Claire Bonner settled at a table in the Seafood Bar of The Breakers Hotel in Palm Beach. She was facing the ocean and watched with detached interest as the waves crashed against the retaining wall directly below the Bar. The sun was shining but the winds were stronger than she had expected in Florida on an early spring day.
She was wearing a newly purchased zippered jacket in a light shade of blue. She had bought it when she noticed that it carried the name of THE BREAKERS on the breast pocket. It was part of the fantasy of spending this long weekend here. Her short ash-blond hair framed a face that was half-hidden by oversized sunglasses. The glasses were seldom off, but when they were, Claire’s beautiful features were revealed, as well as the tranquil expression that had taken her years to achieve. In fact, a discerning observer might have realized that the expression was caused by the acceptance of reality rather than peace of mind. Her slender frame had an aura of fragility as though she had been recently ill. The same observer might have guessed her to be in her mid-thirties. In that case he would have been wrong. She was forty-one.
In the past four days she had had the same polite young waiter and now was greeted by name as he approached her table. “Let me guess, Ms. Bonner,” he said. “Seafood chowder and two large stone crabs.”
“You have it,” Claire said as a brief smile touched the corner of her lips.
“And the usual glass of chardonnay,” he added as he jotted down the order.
You do something for a few days in a row and it becomes the usual, she thought wryly.
Almost instantly the chardonnay was placed on the table before her. She picked up the glass and looked around the room as she sipped.
All of the diners were dressed in designer casual clothes. The Breakers was an expensive hotel, a retreat for the well-heeled. It was the Easter holiday week, and, nationwide, schools were closed. At breakfast in the dining room she had observed that families with children were usually accompanied by a nanny who skillfully removed a restless toddler so that the parents could enjoy the lavish buffet in peace.
The lunchtime crowd in the bar was composed almost totally of adults. In walking around she had noticed that the younger families gravitated to the restaurants by the pool, where the choice of casual fare was greater.
What would it have been like to vacation here every year from childhood? Claire wondered. Then she tried to brush away the memories of falling asleep each night in a half-empty theatre where her mother was working as an usher. That was before they met Robert Powell, of course. But by then Claire’s childhood was almost over.
As those thoughts went through her head, two couples, still in travel clothes, took the table next to hers. She heard one of the women sigh happily, “It’s so good to be back.”
I’ll pretend I’m coming back, she thought. I’ll pretend that every year I have the same oceanfront room and look forward to long walks on the beach before breakfast.
The waiter arrived with the chowder. “Really hot, the way you like it, Ms. Bonner,” he said.
The first day, she had asked for the chowder to be very hot and the crabs to be served as the second course. The waiter had also committed that request to memory.
The first sip of the chowder almost burned the roof of her mouth and she stirred the rest of it inside the soup bowl that was a scooped-out loaf of bread to cool it a bit. Then she reached for her glass and took a long sip of the chardonnay. As she had expected, it was crisp and dry, exactly as it had tasted for the last few days.
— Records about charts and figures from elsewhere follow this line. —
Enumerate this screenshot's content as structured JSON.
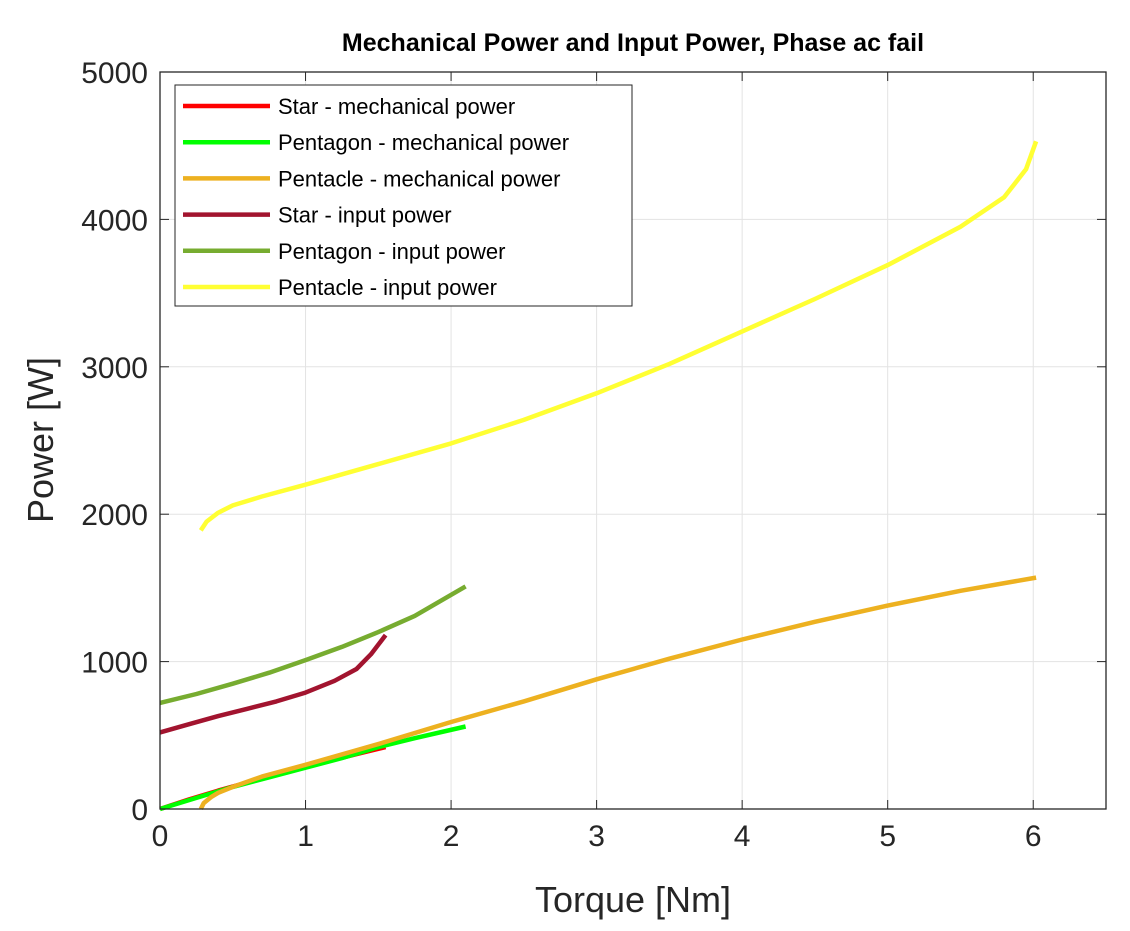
{
  "chart_data": {
    "type": "line",
    "title": "Mechanical Power and Input Power, Phase ac fail",
    "xlabel": "Torque [Nm]",
    "ylabel": "Power [W]",
    "xlim": [
      0,
      6.5
    ],
    "ylim": [
      0,
      5000
    ],
    "xticks": [
      0,
      1,
      2,
      3,
      4,
      5,
      6
    ],
    "yticks": [
      0,
      1000,
      2000,
      3000,
      4000,
      5000
    ],
    "xtick_labels": [
      "0",
      "1",
      "2",
      "3",
      "4",
      "5",
      "6"
    ],
    "ytick_labels": [
      "0",
      "1000",
      "2000",
      "3000",
      "4000",
      "5000"
    ],
    "grid": true,
    "legend_position": "top-left",
    "series": [
      {
        "name": "Star - mechanical power",
        "color": "#ff0000",
        "x": [
          0,
          0.2,
          0.4,
          0.6,
          0.8,
          1.0,
          1.2,
          1.4,
          1.55
        ],
        "y": [
          0,
          65,
          125,
          180,
          235,
          285,
          335,
          385,
          420
        ]
      },
      {
        "name": "Pentagon - mechanical power",
        "color": "#00ff00",
        "x": [
          0,
          0.25,
          0.5,
          0.75,
          1.0,
          1.25,
          1.5,
          1.75,
          2.1
        ],
        "y": [
          0,
          75,
          150,
          215,
          280,
          345,
          420,
          480,
          560
        ]
      },
      {
        "name": "Pentacle - mechanical power",
        "color": "#edb120",
        "x": [
          0.28,
          0.3,
          0.35,
          0.4,
          0.5,
          0.7,
          1.0,
          1.5,
          2.0,
          2.5,
          3.0,
          3.5,
          4.0,
          4.5,
          5.0,
          5.5,
          6.02
        ],
        "y": [
          0,
          40,
          80,
          110,
          150,
          220,
          300,
          440,
          590,
          730,
          880,
          1020,
          1150,
          1270,
          1380,
          1480,
          1570
        ]
      },
      {
        "name": "Star - input power",
        "color": "#a2142f",
        "x": [
          0,
          0.2,
          0.4,
          0.6,
          0.8,
          1.0,
          1.2,
          1.35,
          1.45,
          1.55
        ],
        "y": [
          520,
          575,
          630,
          680,
          730,
          790,
          870,
          950,
          1050,
          1180
        ]
      },
      {
        "name": "Pentagon - input power",
        "color": "#77ac30",
        "x": [
          0,
          0.25,
          0.5,
          0.75,
          1.0,
          1.25,
          1.5,
          1.75,
          2.1
        ],
        "y": [
          720,
          780,
          850,
          925,
          1010,
          1100,
          1200,
          1310,
          1510
        ]
      },
      {
        "name": "Pentacle - input power",
        "color": "#ffff33",
        "x": [
          0.28,
          0.32,
          0.4,
          0.5,
          0.7,
          1.0,
          1.5,
          2.0,
          2.5,
          3.0,
          3.5,
          4.0,
          4.5,
          5.0,
          5.5,
          5.8,
          5.95,
          6.02
        ],
        "y": [
          1890,
          1950,
          2010,
          2060,
          2120,
          2200,
          2340,
          2480,
          2640,
          2820,
          3020,
          3240,
          3460,
          3690,
          3950,
          4150,
          4340,
          4530
        ]
      }
    ]
  }
}
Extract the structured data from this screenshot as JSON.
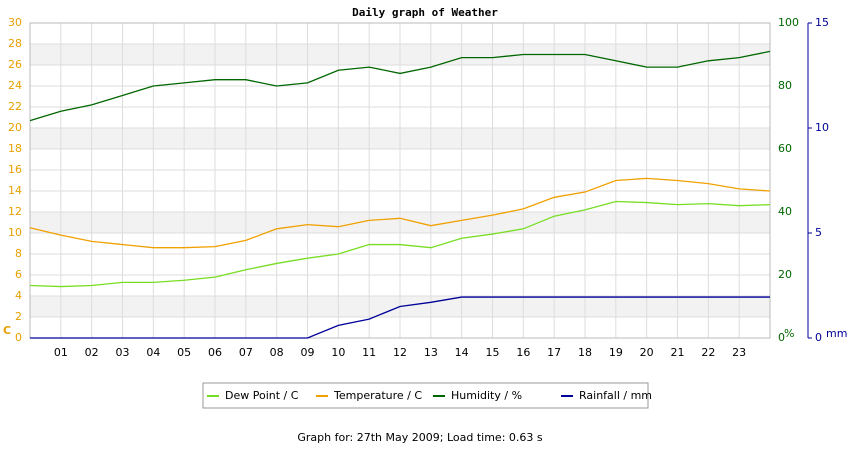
{
  "chart_data": {
    "type": "line",
    "title": "Daily graph of Weather",
    "footer": "Graph for: 27th May 2009; Load time: 0.63 s",
    "x": [
      0,
      1,
      2,
      3,
      4,
      5,
      6,
      7,
      8,
      9,
      10,
      11,
      12,
      13,
      14,
      15,
      16,
      17,
      18,
      19,
      20,
      21,
      22,
      23,
      24
    ],
    "xlim": [
      0,
      24
    ],
    "xticks": [
      {
        "value": 1,
        "label": "01"
      },
      {
        "value": 2,
        "label": "02"
      },
      {
        "value": 3,
        "label": "03"
      },
      {
        "value": 4,
        "label": "04"
      },
      {
        "value": 5,
        "label": "05"
      },
      {
        "value": 6,
        "label": "06"
      },
      {
        "value": 7,
        "label": "07"
      },
      {
        "value": 8,
        "label": "08"
      },
      {
        "value": 9,
        "label": "09"
      },
      10,
      11,
      12,
      13,
      14,
      15,
      16,
      17,
      18,
      19,
      20,
      21,
      22,
      23
    ],
    "ylim": [
      0,
      30
    ],
    "yticks": [
      0,
      2,
      4,
      6,
      8,
      10,
      12,
      14,
      16,
      18,
      20,
      22,
      24,
      26,
      28,
      30
    ],
    "ylabel": "C",
    "ycolor": "#e8a000",
    "y2lim": [
      0,
      100
    ],
    "y2ticks": [
      0,
      20,
      40,
      60,
      80,
      100
    ],
    "y2label": "%",
    "y2color": "#006600",
    "y3lim": [
      0,
      15
    ],
    "y3ticks": [
      0,
      5,
      10,
      15
    ],
    "y3label": "mm",
    "y3color": "#000099",
    "grid": true,
    "series": [
      {
        "name": "Dew Point / C",
        "color": "#77dd22",
        "axis": "y",
        "values": [
          5.0,
          4.9,
          5.0,
          5.3,
          5.3,
          5.5,
          5.8,
          6.5,
          7.1,
          7.6,
          8.0,
          8.9,
          8.9,
          8.6,
          9.5,
          9.9,
          10.4,
          11.6,
          12.2,
          13.0,
          12.9,
          12.7,
          12.8,
          12.6,
          12.7
        ]
      },
      {
        "name": "Temperature / C",
        "color": "#f0a000",
        "axis": "y",
        "values": [
          10.5,
          9.8,
          9.2,
          8.9,
          8.6,
          8.6,
          8.7,
          9.3,
          10.4,
          10.8,
          10.6,
          11.2,
          11.4,
          10.7,
          11.2,
          11.7,
          12.3,
          13.4,
          13.9,
          15.0,
          15.2,
          15.0,
          14.7,
          14.2,
          14.0
        ]
      },
      {
        "name": "Humidity / %",
        "color": "#006600",
        "axis": "y2",
        "values": [
          69,
          72,
          74,
          77,
          80,
          81,
          82,
          82,
          80,
          81,
          85,
          86,
          84,
          86,
          89,
          89,
          90,
          90,
          90,
          88,
          86,
          86,
          88,
          89,
          91
        ]
      },
      {
        "name": "Rainfall / mm",
        "color": "#000099",
        "axis": "y3",
        "values": [
          0,
          0,
          0,
          0,
          0,
          0,
          0,
          0,
          0,
          0,
          0.6,
          0.9,
          1.5,
          1.7,
          1.95,
          1.95,
          1.95,
          1.95,
          1.95,
          1.95,
          1.95,
          1.95,
          1.95,
          1.95,
          1.95
        ]
      }
    ]
  }
}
Outside an even stronger wind was churning the breaking waves into clouds of cascading foam.
Claire realized that she felt like one of those surges of water, trying to reach shore but at the mercy of the powerful wind. It was still her decision. She could always say no. She’d said no to returning to her stepfather’s house for years. And she passionately didn’t want to go now. No one could force her to go on a national cable television show and take part in reenacting the party and sleepover twenty years ago when the four of them, best friends, had celebrated their graduation from college.
But if she did take part in the show, the production company would give her fifty thousand dollars, and Rob would give her two hundred fifty thousand dollars.
Three hundred thousand dollars. It would mean that she could take a leave of absence from her job in Chicago’s youth and family services. The bout of pneumonia she had survived in January had come close to killing her, and she knew her body was still weak and tired. She had never accepted Powell’s offer of money. Not a single cent. She had torn up his letters and returned them to him. After what he did.
They wanted to call it the “Graduation Gala.” It had been a beautiful party, a wonderful party, Claire thought. Then Alison and Regina and Nina had stayed overnight. And sometime during that night, my mother had been murdered. Betsy Bonner Powell, beautiful, vivacious, generous, funny, beloved Betsy.
I thoroughly despised her, Claire thought quietly.
I absolutely hated my mother, and I loathed her beloved husband, even though he kept trying to send me money.